StepFun AI team recently launched the new audio large language model Step-Audio-R1, which can effectively utilize computational resources during generation and reasoning, solving the problem of accuracy decline in current audio AI models when handling long reasoning chains. The research team pointed out that this issue is not an inherent limitation of audio models, but rather due to the use of text-based reasoning during training.

Most current audio models rely mainly on text data during training, causing their reasoning process to resemble reading text rather than actually listening to sound. StepFun team calls this phenomenon "text-based reasoning." To address this issue, Step-Audio-R1 requires the model to reason based on audio evidence when generating answers. This approach is achieved through a training method called "modal reasoning distillation," which specifically selects and refines reasoning paths related to audio features.
In terms of architecture, Step-Audio-R1 is based on the Qwen2 audio encoder, which processes the original waveform and down-samples the output to 12.5Hz through an audio adapter. Then, the Qwen2.532B decoder consumes the audio features and generates text. When generating answers, the model always produces clear reasoning blocks within specific tags, ensuring that the structure and content of the reasoning are optimized without affecting task accuracy.

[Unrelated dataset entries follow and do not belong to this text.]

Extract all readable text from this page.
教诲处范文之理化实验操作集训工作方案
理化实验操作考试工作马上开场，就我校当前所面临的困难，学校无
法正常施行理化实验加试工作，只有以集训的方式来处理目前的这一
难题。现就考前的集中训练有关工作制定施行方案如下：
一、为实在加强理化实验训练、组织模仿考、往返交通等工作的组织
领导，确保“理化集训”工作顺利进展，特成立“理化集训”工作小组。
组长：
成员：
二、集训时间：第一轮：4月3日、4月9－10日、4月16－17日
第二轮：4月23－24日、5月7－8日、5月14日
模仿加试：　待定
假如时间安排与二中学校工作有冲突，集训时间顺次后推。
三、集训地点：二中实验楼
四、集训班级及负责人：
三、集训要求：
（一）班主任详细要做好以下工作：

During training, the model went through a supervised cold start phase and a reinforcement learning phase, involving a mix of text and audio tasks. In the cold start phase, the team used 5 million samples, covering 100 million text tokens and 4 billion audio paired data. In this phase, the model learned how to generate reasoning useful for both audio and text, establishing basic reasoning capabilities.
Through multiple rounds of "modal reasoning distillation," the research team extracted real acoustic features from audio questions and further optimized the model's reasoning ability using reinforcement learning. Step-Audio-R1 performed well in multiple audio understanding and reasoning benchmark tests, with its overall score close to the industry-leading Gemini3Pro model.
Paper: https://arxiv.org/pdf/2511.15848
Key Points:
🔊 Step-Audio-R1 developed by StepFun AI solves the accuracy decline issue in audio reasoning, using a modal reasoning distillation method.
📈 The model is based on the Qwen2 architecture and can clearly distinguish between the thinking process and final answer during reasoning, improving audio processing capabilities.
🏆 Step-Audio-R1 has outperformed Gemini2.5Pro in multiple benchmarks and is comparable to Gemini3Pro.